I have a problem with an object classification pipeline. The task is instance segmentation on 2D grayscale images. If I try to do the image instance segmentation directly with something like fast-rCNN, the algorithm gets all over the place. Thus, we implement a two-step classification, first with a U-net that gives us foreground/background classification with a high degree of speed and accuracy, and then a random forest that iterates over the roi (extracted via thrs on the mask and then from scipy.ndimage.label. This works fine, but we need to create derive features for the random forest, which ends up also consuming quite a bit of time. Thus, I was wondering what the most efficient approach to classifying objects using Torch is. Currently, I have the following pipeline:
def extract_object_features(original_image, binary_mask, categorical_image):
"""Extract object features for classification"""
# Check if inputs are 3D, and if so, add a dummy dimension
if original_image.ndim == 3:
original_image = np.expand_dims(original_image, axis=0)
binary_mask = np.expand_dims(binary_mask, axis=0)
categorical_image = np.expand_dims(categorical_image, axis=0)
#assert original_image.ndim == 3, "Input must be a 3D stack (ZXY) or 2D (XY)"
assert original_image.shape == binary_mask.shape == categorical_image.shape, "Input shapes must match"
all_features = []
all_object_labels = []
binary_mask=np.where(binary_mask > 0.5, 1, 0)
for z in range(original_image.shape[0]):
# Get slices
binary_slice = binary_mask[z, 0]
img_slice = original_image[z, 0]
catimage_slice = categorical_image[z, 0]
labeled_image = label(binary_slice)
regions = regionprops(labeled_image)
features = []
object_labels = []
for region in regions:
minr, minc, maxr, maxc = region.bbox
object_mask = np.zeros((maxr - minr, maxc - minc), dtype=bool)
object_mask[region.coords[:, 0] - minr, region.coords[:, 1] - minc] = True
object_image = np.zeros((maxr - minr, maxc - minc), dtype=original_image.dtype)
object_image[object_mask] = img_slice[region.coords[:, 0], region.coords[:, 1]]
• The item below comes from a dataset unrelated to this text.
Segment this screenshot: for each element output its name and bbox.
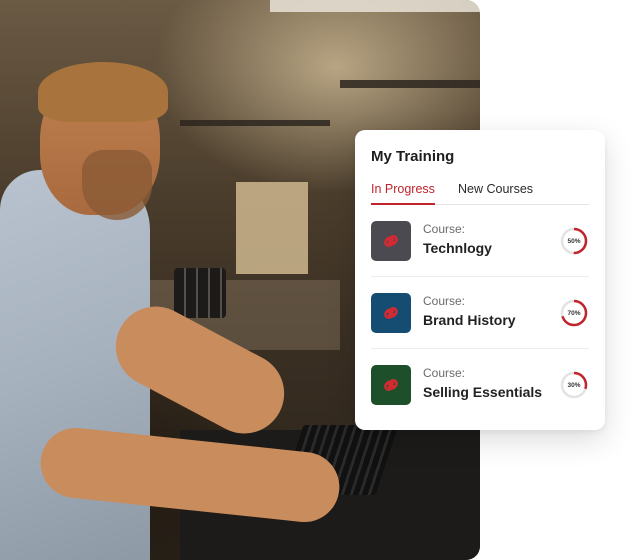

object_label = np.bincount(catimage_slice[region.coords[:, 0], region.coords[:, 1]]).argmax()
features.append(object_image)
object_labels.append(object_label)
all_features.append(features)
all_object_labels.append(object_labels)
# Flatten the list of lists
all_features = [item for sublist in all_features for item in sublist]
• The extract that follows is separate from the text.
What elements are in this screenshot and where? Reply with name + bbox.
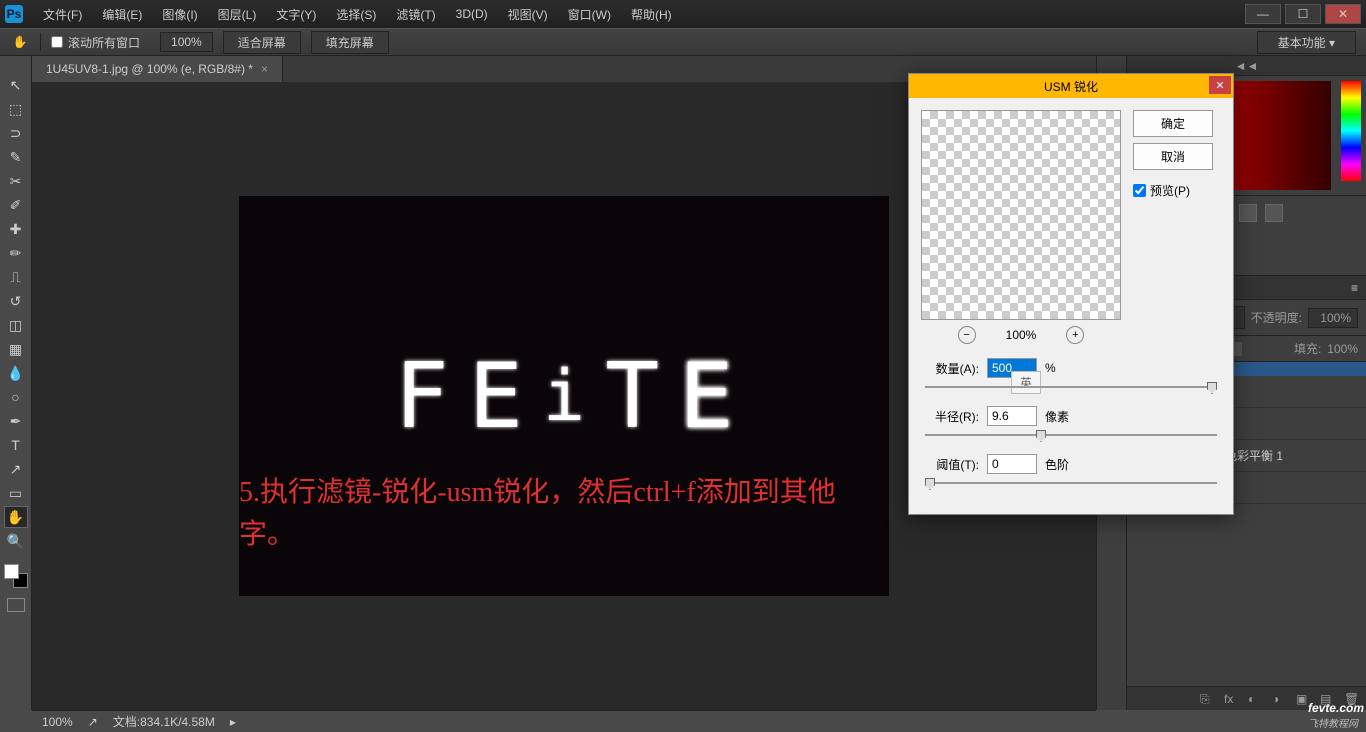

all_object_labels = [item for sublist in all_object_labels for item in sublist]
return all_features, all_object_labels
def run_epoch(model, dataloader, optimizer, loss_function, device, num_classes=5, is_train=False):
"""Run a epoch of training or validation."""
total_loss = 0.0
model.train(is_train)
for idx, batch in enumerate(dataloader):
print(f'running batch {idx + 1}')
images = np.stack(batch['image'])
masks = np.stack(batch['binary'])
labels = np.stack(batch['label'])
feats, labs = extract_object_features(images, masks, labels)
all_outputs = []
for f, in feats:
feats_tensor = torch.from_numpy(f).to(device)
feats_tensor = feats_tensor.unsqueeze(0).unsqueeze(0)
if is_train:
optimizer.zero_grad()
all_outputs.append(model(feats_tensor))
labels_one_hot = torch.nn.functional.one_hot(labs_tensor, num_classes=num_classes).float()
labels_one_hot = labels_one_hot.unsqueeze(0) # Add batch dimension
loss = loss_function(outputs, labels_one_hot)
if is_train:
loss.backward()
optimizer.step()
total_loss += loss.item()
avg_loss = total_loss / len(dataloader)
return avg_loss
I would say that something like this could theoretically work, but it seems to have lots of nested loops and is very inefficient. The ROI sizes have a wide range (from 400.000 to 40 px), so I don’t know how I could build a batch. Its number is also quite considerable (~100 objects per 512x512 patch), so I cannot assemble a Z-stack of image copies where I turn off all pixes except the desired labelled object in slice Z. Therefore, I came here for some help and inspiration. In the meantime, I will keep working with the random forest pipeline. Also, happy to upload a sample image in it helps.